22) Spiritual Democracy is born through techniques of vocalism and other expressions of contemplation and art, such as meditation, yoga, the writing of poetry, or active visioning.
23) Spiritual Democracy is a path of nonviolence through the integration of the shadow and human evil.
24) Spiritual Democracy is the calling to advocate for equal rights for all people; women’s rights, civil rights, LGBT rights, and it does not discriminate on the basis of ethnicity, gender, or sexual orientation.
25) Spiritual Democracy is an advocate for many paths to marriage.
26) Spiritual Democracy is a way to speak up for what one knows from the inner most depths of the psyche and the earth.
27) Spiritual Democracy is a path with a heart, a way of love, compassion, and human affection.
28) Spiritual Democracy is a vocation to preserve the psychic integrity of the community in connection with the earth and its native species.
29) Spiritual Democracy is a way to develop our divine nature.
30) Spiritual Democracy is a global phenomenon that takes place in one individual at a time, or in groups that place a premium on the transformation of human consciousness.
31) Spiritual Democracy is patterned upon an instinct of activity in the human psyche, the instinct of vocation, or impulse for Holy or Sacred Work.
32) Spiritual Democracy aims at world peace through non-violent means; revolution, war, and political uprising through peaceful means of protest.
33) Spiritual Democracy is a psychology of vocation, a personal theology that places its greatest emphasis on attending to the call from within.
34) Spiritual Democracy is a personal and global consciousness that sees, feels, and experiences the unity of the Cosmos in all forms of life.
35) Spiritual Democracy is not antagonistic towards any person’s religion.

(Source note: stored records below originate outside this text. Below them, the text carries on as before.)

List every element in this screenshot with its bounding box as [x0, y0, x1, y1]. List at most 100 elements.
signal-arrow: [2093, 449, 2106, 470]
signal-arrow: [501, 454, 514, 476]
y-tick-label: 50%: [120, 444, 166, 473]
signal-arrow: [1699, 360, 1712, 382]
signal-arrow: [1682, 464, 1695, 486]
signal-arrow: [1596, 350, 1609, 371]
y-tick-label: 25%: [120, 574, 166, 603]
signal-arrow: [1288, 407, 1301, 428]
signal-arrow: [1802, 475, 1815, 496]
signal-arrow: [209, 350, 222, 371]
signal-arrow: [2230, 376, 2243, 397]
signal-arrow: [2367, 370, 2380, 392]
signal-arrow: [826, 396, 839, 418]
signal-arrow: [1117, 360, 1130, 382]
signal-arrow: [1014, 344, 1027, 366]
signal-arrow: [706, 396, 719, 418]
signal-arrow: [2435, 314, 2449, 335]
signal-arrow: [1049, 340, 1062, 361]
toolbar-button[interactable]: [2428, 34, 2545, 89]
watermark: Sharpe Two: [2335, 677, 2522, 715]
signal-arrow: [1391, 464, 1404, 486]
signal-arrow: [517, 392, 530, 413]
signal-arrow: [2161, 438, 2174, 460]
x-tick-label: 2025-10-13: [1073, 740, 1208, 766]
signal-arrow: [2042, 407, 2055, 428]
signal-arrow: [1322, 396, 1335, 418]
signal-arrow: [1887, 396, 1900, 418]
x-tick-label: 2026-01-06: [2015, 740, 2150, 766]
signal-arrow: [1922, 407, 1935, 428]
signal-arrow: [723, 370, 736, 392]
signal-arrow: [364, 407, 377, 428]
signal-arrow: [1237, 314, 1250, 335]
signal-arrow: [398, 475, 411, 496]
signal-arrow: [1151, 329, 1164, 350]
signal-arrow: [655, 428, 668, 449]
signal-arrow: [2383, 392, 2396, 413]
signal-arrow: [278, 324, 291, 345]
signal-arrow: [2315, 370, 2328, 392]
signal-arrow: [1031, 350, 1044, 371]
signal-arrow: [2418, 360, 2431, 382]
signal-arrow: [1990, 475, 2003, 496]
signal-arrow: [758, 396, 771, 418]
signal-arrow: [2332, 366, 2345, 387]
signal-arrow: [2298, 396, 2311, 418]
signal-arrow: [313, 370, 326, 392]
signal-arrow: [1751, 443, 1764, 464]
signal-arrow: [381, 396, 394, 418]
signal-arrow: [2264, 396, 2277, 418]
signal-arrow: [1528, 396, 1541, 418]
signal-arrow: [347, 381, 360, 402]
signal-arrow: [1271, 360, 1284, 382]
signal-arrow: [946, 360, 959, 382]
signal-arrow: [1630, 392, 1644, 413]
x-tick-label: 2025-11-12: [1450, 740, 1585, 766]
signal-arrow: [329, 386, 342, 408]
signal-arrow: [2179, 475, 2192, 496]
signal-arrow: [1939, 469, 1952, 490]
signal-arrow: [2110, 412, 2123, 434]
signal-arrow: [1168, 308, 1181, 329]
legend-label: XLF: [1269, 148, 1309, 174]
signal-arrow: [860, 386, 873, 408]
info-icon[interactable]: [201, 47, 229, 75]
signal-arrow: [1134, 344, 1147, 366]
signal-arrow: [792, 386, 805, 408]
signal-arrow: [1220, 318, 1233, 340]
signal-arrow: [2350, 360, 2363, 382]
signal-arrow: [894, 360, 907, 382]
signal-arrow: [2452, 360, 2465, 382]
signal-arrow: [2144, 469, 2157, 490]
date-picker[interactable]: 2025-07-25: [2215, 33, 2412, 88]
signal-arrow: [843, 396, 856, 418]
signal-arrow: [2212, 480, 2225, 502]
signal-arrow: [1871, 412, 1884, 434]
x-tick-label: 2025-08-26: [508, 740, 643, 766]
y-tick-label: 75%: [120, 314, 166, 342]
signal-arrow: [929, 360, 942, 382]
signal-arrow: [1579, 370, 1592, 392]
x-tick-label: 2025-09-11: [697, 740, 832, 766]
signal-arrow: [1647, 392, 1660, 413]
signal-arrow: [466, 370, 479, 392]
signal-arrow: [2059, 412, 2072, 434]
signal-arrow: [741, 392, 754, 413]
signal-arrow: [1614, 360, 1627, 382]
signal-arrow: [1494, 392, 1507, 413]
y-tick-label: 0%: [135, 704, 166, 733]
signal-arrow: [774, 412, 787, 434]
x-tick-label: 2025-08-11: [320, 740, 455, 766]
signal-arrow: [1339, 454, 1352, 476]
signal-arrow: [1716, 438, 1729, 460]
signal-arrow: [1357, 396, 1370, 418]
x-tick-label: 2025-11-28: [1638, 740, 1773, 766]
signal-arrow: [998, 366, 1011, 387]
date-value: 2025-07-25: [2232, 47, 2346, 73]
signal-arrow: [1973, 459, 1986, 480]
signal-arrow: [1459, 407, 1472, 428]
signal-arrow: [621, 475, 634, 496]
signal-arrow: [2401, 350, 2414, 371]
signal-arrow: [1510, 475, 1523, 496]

It respects the dignity of all human paths and practices tolerance; it advocates responsibly living out one’s vocation as a path of sacred action.
"Steven Herrmann carries the visionary message of Walt Whitman, Herman Melville, Emily Dickinson, and William James forward into our time with the added inspiration of C. G. Jung. This work elevates our vision of what politics can be and should be read universally by citizens and political leaders alike. Spiritual Democracy puts the idea of democracy back to where it belongs, as a shining example of the human spirit at work in the evolution of human culture and social architecture."

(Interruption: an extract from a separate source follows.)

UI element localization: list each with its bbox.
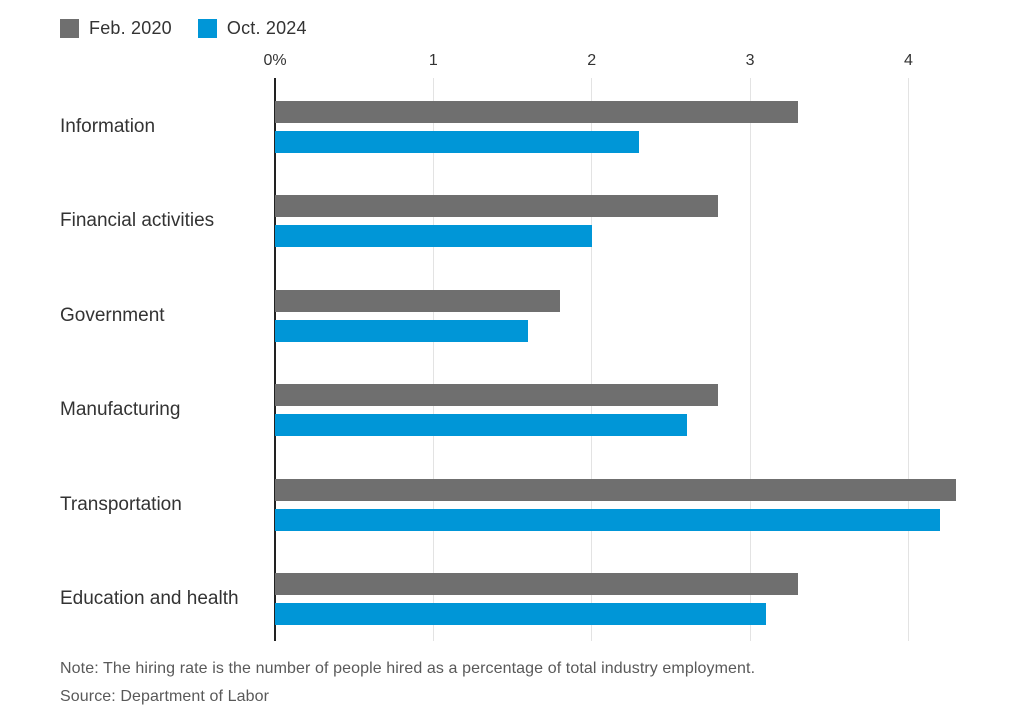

―Murray Stein, PhD, author of Minding the Self: Jungian Meditations on Contemporary Spirituality
"This is a grand, brilliant, and breathtaking book that explores in depth the central wisdom at the core of Whitman's prophetic poetry―that of Spiritual Democracy. This vision is at the heart of Sacred Activism, and anyone who wants to truly be inspired to act from a universal consciousness in this terrible and divisive time will find in this book rich food for their soul."
―Andrew Harvey, author of Radical Passion
Exploring what the author calls the "shaman-poets"—Walt Whitman, Herman Melville, and Emily Dickinson—this book demonstrates how far ahead of their times these writers were in forecasting developments of our current time. It was Whitman who first wrote of "Spiritual Democracy" as a vision of transformation and global equality. Steven Herrmann delves deep into the visionary expressions of this idea of Spiritual Democracy—"the realization of the oneness of humanity with the universe and all its forces"—in these early American writers, showing the influence the groundbreaking work of the geologist and thinker Alexander Von Humboldt had on Whitman and others. Writing that every member of the global community regardless of color, gender, or sexual orientation can realize these freedoms, the author explores how one can tap into the vitalizing source of equalizing, vocational energy to bring a sense of purpose and peace. Although the book shines as a work of literary criticism, the author's insights as a Jungian psychotherapist take the reader ever deeper into the creative impulses of Whitman, Melville, Dickinson, and other poets in their crafting of the seminal notion of Spiritual Democracy. In addition, Herrmann offers practical methodologies for personal and global transformation in the section, "Ten Ways to Practice Spiritual Democracy."